Andrew Wyeth died a few days ago, in his sleep at his home in Chadd’s Ford, Pennsylvania. He was 91.
By coincidence, just a couple of weeks ago I had dinner with a friend in Mortonville, Pennsylvania, about 15 miles from Chadd’s Ford. So I’ve been thinking about Wyeth the last few days.
Here’s a bit of what the New York Times has to say in its obituary:
Wyeth gave America a prim and flinty view of Puritan rectitude, starchily sentimental, through parched gray and brown pictures of spooky frame houses, desiccated fields, deserted beaches, circling buzzards and craggy-faced New Englanders. A virtual Rorschach test for American culture during the better part of the last century, Wyeth split public opinion as vigorously as, and probably even more so than, any other American painter including the other modern Andy, Warhol, whose milieu was as urban as Wyeth’s was rural.
All of what the mainstream press has to say about him is pretty much meaningless. The obituaries relate mostly to the business of building Wyeth’s public persona, a construction that created mass audiences and eventual sales of well over a $1 million for each major painting. That was good for Wyeth insofar as it made him and his family very rich and pushed his work into the public eye, where it could be excoriated by critics who had no ability to comprehend it.

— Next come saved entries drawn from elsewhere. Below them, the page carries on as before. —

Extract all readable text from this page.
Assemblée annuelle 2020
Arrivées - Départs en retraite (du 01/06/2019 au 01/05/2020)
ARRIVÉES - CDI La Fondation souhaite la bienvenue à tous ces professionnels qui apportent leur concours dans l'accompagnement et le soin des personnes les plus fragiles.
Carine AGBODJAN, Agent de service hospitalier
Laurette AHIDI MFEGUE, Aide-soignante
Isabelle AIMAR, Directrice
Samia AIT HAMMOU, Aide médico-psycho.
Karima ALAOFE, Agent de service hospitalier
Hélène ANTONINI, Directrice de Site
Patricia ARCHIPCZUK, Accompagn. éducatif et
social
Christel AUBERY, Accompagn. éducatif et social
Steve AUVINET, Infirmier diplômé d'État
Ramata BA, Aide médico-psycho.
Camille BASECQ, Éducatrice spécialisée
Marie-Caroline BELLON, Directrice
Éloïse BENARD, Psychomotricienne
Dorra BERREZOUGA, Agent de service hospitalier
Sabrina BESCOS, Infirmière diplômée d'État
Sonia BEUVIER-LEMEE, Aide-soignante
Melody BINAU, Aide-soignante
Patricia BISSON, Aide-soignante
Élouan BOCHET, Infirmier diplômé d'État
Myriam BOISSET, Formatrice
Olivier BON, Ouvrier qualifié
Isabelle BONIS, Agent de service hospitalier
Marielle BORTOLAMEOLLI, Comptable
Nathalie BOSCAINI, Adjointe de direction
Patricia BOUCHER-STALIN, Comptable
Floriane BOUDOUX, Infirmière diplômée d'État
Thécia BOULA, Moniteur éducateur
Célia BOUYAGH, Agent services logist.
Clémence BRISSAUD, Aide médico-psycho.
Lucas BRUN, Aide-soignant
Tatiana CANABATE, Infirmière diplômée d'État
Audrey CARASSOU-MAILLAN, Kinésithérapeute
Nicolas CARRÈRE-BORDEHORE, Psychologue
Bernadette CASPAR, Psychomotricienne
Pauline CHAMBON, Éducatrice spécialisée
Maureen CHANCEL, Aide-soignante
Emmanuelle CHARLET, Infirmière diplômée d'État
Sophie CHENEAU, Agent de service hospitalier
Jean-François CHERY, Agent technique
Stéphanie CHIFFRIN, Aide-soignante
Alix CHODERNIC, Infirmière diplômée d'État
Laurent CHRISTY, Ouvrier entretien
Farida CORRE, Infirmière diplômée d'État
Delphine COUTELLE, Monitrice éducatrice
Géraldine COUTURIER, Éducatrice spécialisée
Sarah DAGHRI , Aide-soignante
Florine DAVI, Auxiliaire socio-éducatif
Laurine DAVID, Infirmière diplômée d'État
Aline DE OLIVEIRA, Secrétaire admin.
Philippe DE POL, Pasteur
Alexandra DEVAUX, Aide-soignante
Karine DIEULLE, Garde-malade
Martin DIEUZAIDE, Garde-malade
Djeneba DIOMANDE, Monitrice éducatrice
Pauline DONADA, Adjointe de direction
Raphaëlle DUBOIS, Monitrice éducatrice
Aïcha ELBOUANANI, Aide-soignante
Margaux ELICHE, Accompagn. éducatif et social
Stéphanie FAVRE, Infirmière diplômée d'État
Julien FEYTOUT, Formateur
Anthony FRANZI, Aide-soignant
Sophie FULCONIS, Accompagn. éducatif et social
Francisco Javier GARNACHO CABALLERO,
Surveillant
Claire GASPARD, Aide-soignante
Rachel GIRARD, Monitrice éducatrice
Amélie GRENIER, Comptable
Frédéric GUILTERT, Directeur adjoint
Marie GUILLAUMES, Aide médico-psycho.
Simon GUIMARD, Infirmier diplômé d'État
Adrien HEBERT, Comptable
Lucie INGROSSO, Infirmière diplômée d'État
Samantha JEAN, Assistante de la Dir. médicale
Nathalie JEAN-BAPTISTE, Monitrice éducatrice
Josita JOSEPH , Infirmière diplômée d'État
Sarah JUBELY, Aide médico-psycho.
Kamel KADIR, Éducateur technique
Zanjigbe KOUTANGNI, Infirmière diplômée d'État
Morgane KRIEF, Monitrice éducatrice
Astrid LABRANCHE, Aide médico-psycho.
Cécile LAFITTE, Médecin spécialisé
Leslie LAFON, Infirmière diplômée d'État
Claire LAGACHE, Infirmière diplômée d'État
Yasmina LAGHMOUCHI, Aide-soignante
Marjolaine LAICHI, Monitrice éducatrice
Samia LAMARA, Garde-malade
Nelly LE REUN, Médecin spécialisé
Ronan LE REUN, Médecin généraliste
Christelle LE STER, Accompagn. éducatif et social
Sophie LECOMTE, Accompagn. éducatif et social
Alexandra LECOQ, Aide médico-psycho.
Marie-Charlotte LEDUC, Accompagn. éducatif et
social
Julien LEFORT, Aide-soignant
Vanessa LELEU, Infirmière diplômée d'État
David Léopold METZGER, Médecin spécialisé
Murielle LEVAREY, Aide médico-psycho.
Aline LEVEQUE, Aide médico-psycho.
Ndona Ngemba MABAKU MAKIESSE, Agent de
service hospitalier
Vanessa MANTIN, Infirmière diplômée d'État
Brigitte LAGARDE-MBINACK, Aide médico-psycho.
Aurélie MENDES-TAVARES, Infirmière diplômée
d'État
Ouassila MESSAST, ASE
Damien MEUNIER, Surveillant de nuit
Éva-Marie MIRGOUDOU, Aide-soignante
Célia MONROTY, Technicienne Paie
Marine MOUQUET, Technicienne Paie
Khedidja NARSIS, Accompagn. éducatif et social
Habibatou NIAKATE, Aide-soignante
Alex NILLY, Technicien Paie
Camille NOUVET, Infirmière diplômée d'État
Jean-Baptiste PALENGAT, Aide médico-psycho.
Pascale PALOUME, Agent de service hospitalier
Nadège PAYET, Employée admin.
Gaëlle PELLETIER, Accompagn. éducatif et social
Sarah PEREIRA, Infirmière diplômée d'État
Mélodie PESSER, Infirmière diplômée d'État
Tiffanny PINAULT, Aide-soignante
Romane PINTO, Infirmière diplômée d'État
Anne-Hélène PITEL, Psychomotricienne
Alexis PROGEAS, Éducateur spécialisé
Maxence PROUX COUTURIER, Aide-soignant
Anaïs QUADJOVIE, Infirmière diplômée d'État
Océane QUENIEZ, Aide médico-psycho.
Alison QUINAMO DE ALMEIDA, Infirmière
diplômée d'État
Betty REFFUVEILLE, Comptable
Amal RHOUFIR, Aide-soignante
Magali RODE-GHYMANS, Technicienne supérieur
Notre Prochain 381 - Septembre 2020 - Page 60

As far as I’m concerned, Wyeth was the easily the most important artist of the 20th century. In part that’s because of his towering skill: his abilities with regard to technique, form, composition, and rendering were comparable to the finest artists in history. But that is of course only part of the story, as many past artists with superior technical skills but the absence of greatness have demonstrated. Beyond his technical skill was his ability to communicate his complete immersion in what he chose to paint. Critics liked to complain about his sentimental, dreary subject matter, his “fecal” palette, his obsession with detail, the repetitive nature of his work (as if what they liked was any less repetitive), his unapologetic dedication to an American visual tradition, and (most important in the modern art world) the complete absence of irony in his work.
None of that matters. Wyeth was utterly in love the places and people of a few small parts of Pennsylvania and Maine, and he knew how to convey that love. He wasn’t interested in working with any other subject matter, in any other way than what felt right to him, no matter what the critics or anyone else said. That kind of love, with the ability to communicate it, is what all good painting is about.
A few quotes:
“One’s art goes as far and as deep as one’s love goes.”
“I love to study the many things that grow below the corn stalks and bring them back to the studio to study the color. If one could only catch that true color of nature—the very thought of it drives me mad.”
“God, I’ve frozen my ass off painting snow scenes!”
Godspeed, Andrew.
Just came across your article on Wyeth and wanted to say how true all the things you wrote are. The press only ever shows the side that they think is of importance. The reality is however very different.